Another high-profile ex-leader, Johnson, is noticeably absent from the conference’s agenda. He resigned as a Conservative MP in June before being ousted by lawmakers who had found he deliberately misled them during the “Partygate” scandal.

Sunak has spent much of the past year trying to repair his party’s image after Johnson’s tumultuous three-year tenure and Truss’s record-breaking short and damaging stint in power.

The Tories have been trailing Labour by as much as 28 points in polls in that time, but several recent surveys have showed the gap narrowing.

One by Opinium published Sunday had the lead cut to 10 percentage points.
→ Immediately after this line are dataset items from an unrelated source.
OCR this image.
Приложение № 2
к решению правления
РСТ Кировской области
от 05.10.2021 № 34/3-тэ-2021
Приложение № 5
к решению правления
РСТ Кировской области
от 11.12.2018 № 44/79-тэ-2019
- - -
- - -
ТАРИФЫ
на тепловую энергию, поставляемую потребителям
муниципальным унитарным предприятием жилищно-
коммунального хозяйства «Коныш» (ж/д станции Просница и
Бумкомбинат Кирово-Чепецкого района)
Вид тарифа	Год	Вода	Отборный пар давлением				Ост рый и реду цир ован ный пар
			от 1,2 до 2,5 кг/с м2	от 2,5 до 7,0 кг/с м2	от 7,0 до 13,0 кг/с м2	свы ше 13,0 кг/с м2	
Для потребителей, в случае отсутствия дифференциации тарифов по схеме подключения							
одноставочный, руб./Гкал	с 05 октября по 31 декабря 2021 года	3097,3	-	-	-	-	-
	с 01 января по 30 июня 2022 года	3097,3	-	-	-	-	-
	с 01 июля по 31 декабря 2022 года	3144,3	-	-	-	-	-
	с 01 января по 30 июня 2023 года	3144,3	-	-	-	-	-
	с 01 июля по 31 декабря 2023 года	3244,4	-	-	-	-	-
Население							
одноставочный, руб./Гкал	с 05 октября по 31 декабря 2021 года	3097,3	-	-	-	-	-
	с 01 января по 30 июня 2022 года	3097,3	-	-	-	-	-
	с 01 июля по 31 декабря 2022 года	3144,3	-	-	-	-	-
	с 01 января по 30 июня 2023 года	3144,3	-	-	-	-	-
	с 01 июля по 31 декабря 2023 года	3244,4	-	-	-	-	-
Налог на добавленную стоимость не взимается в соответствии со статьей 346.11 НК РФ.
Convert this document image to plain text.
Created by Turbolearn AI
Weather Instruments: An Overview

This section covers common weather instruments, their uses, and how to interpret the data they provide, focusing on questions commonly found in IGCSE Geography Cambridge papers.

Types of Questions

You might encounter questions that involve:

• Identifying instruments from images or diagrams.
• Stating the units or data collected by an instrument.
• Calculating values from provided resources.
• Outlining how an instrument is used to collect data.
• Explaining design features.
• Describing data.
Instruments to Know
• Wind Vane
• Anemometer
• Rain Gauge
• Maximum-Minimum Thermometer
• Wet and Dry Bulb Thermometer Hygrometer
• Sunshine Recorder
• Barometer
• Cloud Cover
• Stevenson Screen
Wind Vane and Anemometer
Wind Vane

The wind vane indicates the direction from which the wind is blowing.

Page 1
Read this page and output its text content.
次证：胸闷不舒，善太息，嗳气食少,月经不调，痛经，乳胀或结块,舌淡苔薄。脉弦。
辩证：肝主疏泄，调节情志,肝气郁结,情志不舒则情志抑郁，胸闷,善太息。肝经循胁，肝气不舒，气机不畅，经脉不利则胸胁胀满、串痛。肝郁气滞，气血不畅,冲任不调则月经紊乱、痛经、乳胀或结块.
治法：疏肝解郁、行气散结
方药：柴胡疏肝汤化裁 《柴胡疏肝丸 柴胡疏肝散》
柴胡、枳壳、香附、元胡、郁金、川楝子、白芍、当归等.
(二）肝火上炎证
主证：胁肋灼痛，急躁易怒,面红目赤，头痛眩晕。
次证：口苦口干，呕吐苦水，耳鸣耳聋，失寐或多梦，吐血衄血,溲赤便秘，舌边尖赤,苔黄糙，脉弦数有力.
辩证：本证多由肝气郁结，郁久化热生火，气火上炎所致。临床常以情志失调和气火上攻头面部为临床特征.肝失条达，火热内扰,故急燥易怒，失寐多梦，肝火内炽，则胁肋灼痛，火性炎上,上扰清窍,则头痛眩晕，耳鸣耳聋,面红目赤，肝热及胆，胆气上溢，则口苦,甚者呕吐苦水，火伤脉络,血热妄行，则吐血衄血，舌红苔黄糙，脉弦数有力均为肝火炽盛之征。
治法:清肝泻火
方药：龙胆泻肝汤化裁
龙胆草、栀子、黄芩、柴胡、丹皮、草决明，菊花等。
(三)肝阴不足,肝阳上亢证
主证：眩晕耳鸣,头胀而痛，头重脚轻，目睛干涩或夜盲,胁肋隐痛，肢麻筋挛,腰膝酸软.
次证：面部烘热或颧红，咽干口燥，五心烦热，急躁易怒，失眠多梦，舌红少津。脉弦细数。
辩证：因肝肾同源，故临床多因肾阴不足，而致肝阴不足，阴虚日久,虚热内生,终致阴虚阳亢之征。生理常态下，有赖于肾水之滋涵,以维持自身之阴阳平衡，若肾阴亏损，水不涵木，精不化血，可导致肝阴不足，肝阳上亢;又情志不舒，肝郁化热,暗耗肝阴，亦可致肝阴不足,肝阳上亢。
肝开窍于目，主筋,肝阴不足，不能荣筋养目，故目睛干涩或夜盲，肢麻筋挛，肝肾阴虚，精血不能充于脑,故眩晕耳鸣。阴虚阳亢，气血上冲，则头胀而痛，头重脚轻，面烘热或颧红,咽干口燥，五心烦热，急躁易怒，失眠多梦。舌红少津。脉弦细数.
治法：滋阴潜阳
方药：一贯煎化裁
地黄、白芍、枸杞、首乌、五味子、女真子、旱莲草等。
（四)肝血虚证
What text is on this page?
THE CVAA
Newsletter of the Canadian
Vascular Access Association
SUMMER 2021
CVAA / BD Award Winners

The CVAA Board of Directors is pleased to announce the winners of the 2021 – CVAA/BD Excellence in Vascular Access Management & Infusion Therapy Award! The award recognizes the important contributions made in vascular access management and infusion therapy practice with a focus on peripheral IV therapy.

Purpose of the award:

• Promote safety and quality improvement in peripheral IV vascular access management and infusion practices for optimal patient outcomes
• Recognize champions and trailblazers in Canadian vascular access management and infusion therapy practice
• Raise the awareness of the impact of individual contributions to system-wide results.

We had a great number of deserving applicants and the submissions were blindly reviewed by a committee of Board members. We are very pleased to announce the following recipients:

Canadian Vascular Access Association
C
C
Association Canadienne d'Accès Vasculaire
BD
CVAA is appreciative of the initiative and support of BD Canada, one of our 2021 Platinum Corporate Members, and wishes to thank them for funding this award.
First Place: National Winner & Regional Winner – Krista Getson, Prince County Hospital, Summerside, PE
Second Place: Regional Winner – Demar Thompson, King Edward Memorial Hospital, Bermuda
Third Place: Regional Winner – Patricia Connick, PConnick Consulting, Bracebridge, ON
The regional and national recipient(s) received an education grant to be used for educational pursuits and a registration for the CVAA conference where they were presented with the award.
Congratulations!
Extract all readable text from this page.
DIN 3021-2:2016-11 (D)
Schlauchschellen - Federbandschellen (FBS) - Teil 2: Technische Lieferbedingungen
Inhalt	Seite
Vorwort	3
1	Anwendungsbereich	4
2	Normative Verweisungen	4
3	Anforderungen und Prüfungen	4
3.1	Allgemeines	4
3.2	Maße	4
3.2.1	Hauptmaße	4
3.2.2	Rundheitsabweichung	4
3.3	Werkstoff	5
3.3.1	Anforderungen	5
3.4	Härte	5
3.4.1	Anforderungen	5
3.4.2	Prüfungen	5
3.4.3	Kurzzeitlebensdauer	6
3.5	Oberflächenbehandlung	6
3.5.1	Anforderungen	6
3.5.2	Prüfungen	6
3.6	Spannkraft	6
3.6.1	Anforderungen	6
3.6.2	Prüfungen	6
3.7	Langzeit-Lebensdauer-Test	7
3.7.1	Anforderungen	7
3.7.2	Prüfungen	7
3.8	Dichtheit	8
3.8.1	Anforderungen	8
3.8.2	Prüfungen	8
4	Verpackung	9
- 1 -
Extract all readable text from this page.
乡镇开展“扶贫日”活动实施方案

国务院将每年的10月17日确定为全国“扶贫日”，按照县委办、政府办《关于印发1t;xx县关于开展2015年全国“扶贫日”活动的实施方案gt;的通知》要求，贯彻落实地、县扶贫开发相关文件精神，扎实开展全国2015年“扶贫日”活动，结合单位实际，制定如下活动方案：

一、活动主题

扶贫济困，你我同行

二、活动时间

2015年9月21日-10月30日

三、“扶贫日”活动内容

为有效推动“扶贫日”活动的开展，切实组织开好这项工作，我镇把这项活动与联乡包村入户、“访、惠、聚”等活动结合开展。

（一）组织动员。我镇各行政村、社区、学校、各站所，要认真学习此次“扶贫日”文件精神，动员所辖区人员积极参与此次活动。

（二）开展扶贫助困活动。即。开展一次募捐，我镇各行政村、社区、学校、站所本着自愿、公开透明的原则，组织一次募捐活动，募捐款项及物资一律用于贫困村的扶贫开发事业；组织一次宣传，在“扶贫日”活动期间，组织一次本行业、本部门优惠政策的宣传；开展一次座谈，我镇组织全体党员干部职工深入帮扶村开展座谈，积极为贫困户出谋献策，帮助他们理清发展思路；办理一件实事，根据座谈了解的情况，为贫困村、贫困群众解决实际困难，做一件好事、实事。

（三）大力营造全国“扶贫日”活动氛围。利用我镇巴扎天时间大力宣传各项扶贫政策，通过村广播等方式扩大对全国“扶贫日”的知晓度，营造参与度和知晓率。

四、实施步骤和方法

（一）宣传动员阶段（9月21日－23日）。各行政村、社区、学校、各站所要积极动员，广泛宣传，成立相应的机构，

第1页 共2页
That has coincided with a recent strategy shift intended to draw clear dividing lines with Labour.

On Friday, Sunak unveiled plans to “support drivers” and push back on supposed “anti-car measures” introduced by local authorities in the name of environmental protection.

That followed last week’s controversial softening of green policies aimed at achieving net-zero carbon emissions by 2050.

The UK leader is also reportedly poised to cancel a costly new high-speed train line between Birmingham and Manchester, while other shake-ups - to education policy and inheritance tax - are also rumoured.

“I have a good sense of what the British people’s priorities are. I’m going to set about delivering for them,” Sunak said Sunday.